Most of the GS skiing will be nonstops, anticipating access to a detach lift of at least 400m.

Four of six will have GS skis +20cm. We're gonna roll. (We do not ski like a pack of dogs. Rule of thumb: if you can see your partner, your skiing too close. Stealth.)

2. Expansion. Specifically, what is taught expands their awareness, not constricts. I watch so many young kids being taught right/wrong trying to fit them in a box. I prefer to be like the 'candy-man' and trigger the inquisitiveness - explore skiing and turn them on to new awarenesses and sensations. It's more fun and generally more effective for their long-term participation.

3. Timing. Knowing what to do is one thing. Timing of the movements is everything. Everything. The necessary piece when promoting quality.

4. Challenge. Stretch them appropriately. Look for and provide opportunities to push them out of their comfort zone in relation to their environment. Create accomplishments that increases pride.
post #14 of 14
Thread Starter 

Something to learn

We'll be driving up into a snow storm (80cm!) on Friday - Saturday should be epic. Actually, sounds too deep for the terrain there - oh well, it'll be fun. It'll be impossible for the kids - 60-80lbs on flat terrain with 30"! Whee! Have to have plenty of napkins to unstuff the goggles...

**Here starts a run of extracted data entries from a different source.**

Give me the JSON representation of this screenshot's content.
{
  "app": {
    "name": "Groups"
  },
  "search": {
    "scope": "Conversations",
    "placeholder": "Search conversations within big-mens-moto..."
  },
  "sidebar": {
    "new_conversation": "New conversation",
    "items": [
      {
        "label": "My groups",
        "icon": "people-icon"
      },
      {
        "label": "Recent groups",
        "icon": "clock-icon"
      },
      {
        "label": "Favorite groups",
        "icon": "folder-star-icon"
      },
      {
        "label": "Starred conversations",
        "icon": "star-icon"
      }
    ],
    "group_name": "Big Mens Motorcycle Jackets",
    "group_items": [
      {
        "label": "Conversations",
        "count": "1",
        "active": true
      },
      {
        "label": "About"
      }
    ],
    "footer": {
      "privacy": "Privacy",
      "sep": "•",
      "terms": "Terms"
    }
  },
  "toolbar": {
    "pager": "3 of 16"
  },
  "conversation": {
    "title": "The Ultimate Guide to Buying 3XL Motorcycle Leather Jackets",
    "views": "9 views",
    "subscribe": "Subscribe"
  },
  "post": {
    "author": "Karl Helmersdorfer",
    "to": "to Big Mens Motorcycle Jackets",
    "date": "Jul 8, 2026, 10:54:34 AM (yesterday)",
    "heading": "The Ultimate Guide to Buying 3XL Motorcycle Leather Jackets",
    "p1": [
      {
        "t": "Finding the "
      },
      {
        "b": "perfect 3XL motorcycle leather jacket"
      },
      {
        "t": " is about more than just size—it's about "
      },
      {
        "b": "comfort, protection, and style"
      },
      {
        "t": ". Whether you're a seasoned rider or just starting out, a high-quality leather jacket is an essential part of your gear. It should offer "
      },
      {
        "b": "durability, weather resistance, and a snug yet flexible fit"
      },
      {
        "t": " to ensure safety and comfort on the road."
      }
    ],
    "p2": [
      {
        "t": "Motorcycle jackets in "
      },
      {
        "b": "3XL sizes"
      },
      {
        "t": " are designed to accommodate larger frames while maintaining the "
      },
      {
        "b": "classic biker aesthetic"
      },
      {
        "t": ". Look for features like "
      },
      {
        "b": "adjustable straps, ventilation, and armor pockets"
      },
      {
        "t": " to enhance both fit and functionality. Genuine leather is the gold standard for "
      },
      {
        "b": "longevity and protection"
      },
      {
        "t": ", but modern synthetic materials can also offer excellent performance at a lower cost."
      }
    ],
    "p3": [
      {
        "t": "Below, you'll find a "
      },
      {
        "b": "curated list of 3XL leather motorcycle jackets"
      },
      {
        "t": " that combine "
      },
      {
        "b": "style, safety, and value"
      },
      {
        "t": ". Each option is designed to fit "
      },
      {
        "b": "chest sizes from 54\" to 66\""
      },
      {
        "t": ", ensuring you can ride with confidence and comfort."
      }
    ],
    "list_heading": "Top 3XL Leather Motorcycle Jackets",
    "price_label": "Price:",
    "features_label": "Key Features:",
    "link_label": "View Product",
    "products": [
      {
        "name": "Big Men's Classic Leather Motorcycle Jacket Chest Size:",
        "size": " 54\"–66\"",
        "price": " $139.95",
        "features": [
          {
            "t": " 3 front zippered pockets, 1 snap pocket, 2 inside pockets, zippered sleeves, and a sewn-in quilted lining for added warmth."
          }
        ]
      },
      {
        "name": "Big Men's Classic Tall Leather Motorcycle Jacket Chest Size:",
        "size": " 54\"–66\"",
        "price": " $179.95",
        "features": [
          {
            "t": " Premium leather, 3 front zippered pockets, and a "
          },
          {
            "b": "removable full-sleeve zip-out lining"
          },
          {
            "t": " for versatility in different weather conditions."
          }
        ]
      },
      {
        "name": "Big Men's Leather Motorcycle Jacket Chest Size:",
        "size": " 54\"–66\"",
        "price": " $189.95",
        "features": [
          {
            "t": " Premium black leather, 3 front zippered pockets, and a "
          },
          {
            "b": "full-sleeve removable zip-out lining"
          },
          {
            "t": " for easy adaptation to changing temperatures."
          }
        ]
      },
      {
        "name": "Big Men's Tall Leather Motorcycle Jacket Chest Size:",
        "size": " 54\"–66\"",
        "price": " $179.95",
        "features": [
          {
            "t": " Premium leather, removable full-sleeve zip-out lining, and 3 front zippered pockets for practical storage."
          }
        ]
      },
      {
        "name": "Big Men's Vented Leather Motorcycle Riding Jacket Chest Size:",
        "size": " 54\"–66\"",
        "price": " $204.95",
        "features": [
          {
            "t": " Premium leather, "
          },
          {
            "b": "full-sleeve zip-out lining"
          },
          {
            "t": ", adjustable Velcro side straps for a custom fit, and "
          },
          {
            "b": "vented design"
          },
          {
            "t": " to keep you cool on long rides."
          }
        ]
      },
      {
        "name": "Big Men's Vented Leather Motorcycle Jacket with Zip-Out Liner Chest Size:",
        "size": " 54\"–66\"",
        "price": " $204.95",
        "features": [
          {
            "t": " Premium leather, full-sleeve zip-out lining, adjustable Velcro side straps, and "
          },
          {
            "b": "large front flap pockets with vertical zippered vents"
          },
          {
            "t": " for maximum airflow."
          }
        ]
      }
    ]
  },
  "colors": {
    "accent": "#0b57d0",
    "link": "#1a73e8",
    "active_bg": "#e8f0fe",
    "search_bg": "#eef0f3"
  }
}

When we do finally get to the groomed, technically, we'll learn how to ski with our ears low.

In long radius turns, being consistent - stable, methodical, repeatable - is what we want to acheive. Fluid, repeatable movements must be stressed in our upper body awareness.

We've had success in our speed work teaching to drop the ears below the shoulders and ski from there. A learning target was to always keep the ears below the high point of shoulders/back. Tuck your head in low. The result is a rounded back. A new level of stability. It keeps the pelvis tucked under. A new level of control.

Speed guys, take note. It's the real deal. You'll be amazed at a whole new level of control and stability.

The kids will be on +20cm GS skis. We are gonna be rolling. We'll be rolling with the ears low as our default. I'm confident the kids will be dramatically faster after our trip. I'll tell you how it goes.

Open a couple new browser windows so you can compare these two montages:

Schlopy: http://www.ronlemaster.com/images/20...2006-gs-1.html

Svindal: http://www.ronlemaster.com/images/20...2006-gs-2.html

I believe Svindal is the class of the World Cup. His body position is so powerful. Compare to Schlope's flat, sometimes arched back. Who's winning?